For over 20 years Tomorrow’s Company has been working to create a future for business that makes equal sense to staff, shareholders and society.
Today in the UK we have an investment system that is complex, expensive and serves to disconnect shareholder value from the ordinary citizen. We first described this in Restoring Trust: Investment in the twenty-first century back in 2004.
CEOs in listed companies rarely last more than four years: an important investment that they make which may have more than a two year return rarely feels attractive. Although quarterly reporting is not obligatory the quarterly reporting mentality dominates. Media coverage of listed companies is full of comment about whether companies’ earnings will ‘meet expectations’ and, with the exception of remuneration spats, rarely devoted to discussions of the leadership, innovation and employee engagement and the company.
We are constantly told that companies must meet their quarterly return targets because this is what shareholders expect.
But it isn’t the ordinary saver in a personal pension who wants companies to cut corners and sweat assets to ‘hit their numbers’.
It’s the intermediaries, the asset managers and advisors who keep demanding the harvest at Easter.
As I save for my pension I want to put the money into the kind of companies that are balancing the short-term demands with an investment for tomorrow. I want my savings to be invested into companies that are going to invest in R&D, and human talent, and infrastructure and housebuilding, and renewable energy and new solutions to solve our climate and transport issues.
That doesn’t mean sacrificing shareholder value.

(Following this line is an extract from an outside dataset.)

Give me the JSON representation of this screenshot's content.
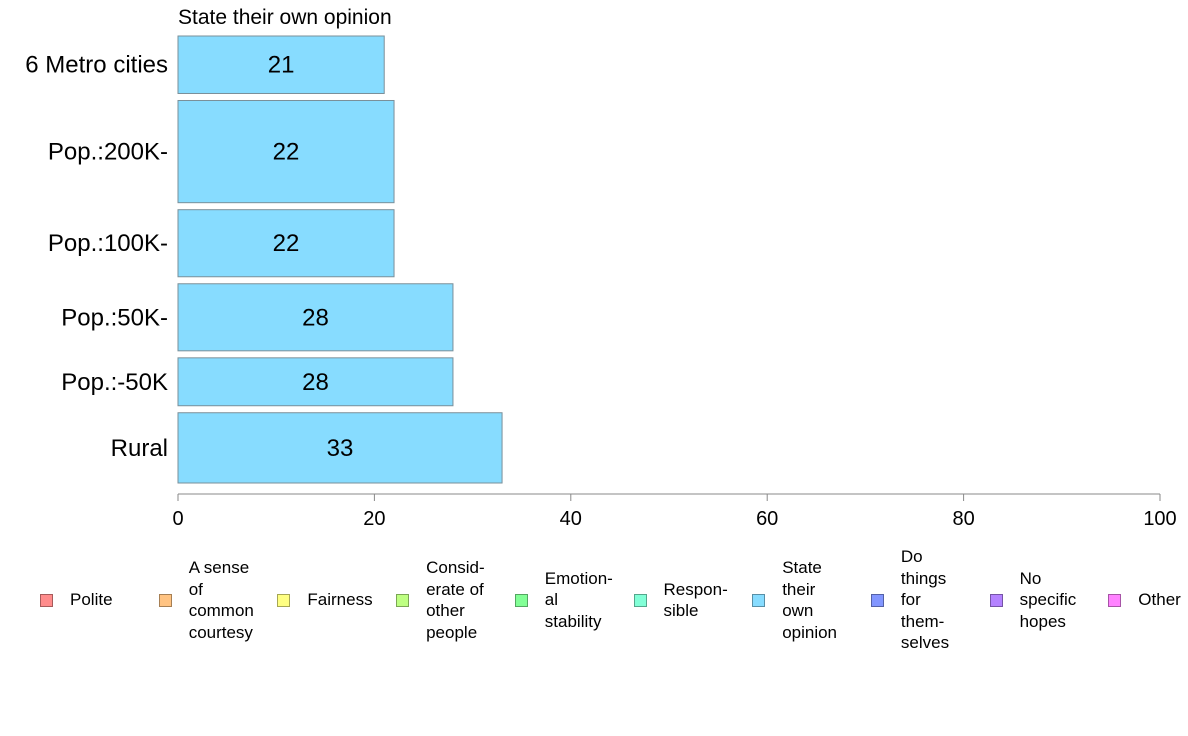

It means building more of it in the way that the great companies have always done, by adding to their entrepreneurial spirit a commitment to strong relationships with customers, employees, suppliers and the community and society that gives their licence to operate.
Soon after Tomorrow’s Company was founded in 1996, we worked with Kleinwort Benson to develop a Tomorrow’s Company investment fund, investing long-term in companies which stuck to these recognisable Tomorrow’s Company principles.
We were too early.
Now I believe the market is ready for stewardship investing. There are enough individual investors out there, like me, who believe that part of the way to get a better capitalism, a capitalism that works for the many and not just few, is to create channels of investment that more directly connect the ordinary saver with the kind of companies that she or he would like their kids to have the chance to work in.
Disrupters are beginning to appear. No doubt there are more that have not come across my radar, but I am aware of WHEB Asset management, offering something different to investors who want to avoid stranded assets and support new technologies. There is Equitile who offer an approach that seeks to achieve sound long-term returns from companies with robust leadership and governance.
And this week sees the launch of The People’s Trust by former Investment Association head Daniel Godfrey. Daniel’s vision is more radical because he is setting up an investment trust that will be owned by its customers, and that won’t pay bonuses to its employees, and will make pay part of their salaries in shares in the business which they can only sell after 7 years. It will seek to invest in long-term strategies and responsible behaviour by companies.
This is an exciting development. Everyone involved will be incentivised to achieve success over periods exceeding 7 years. They will be directly accountable to customers. Stewardship is on the march. The Peoples’ Trust deserves to succeed and I for one will be signing up.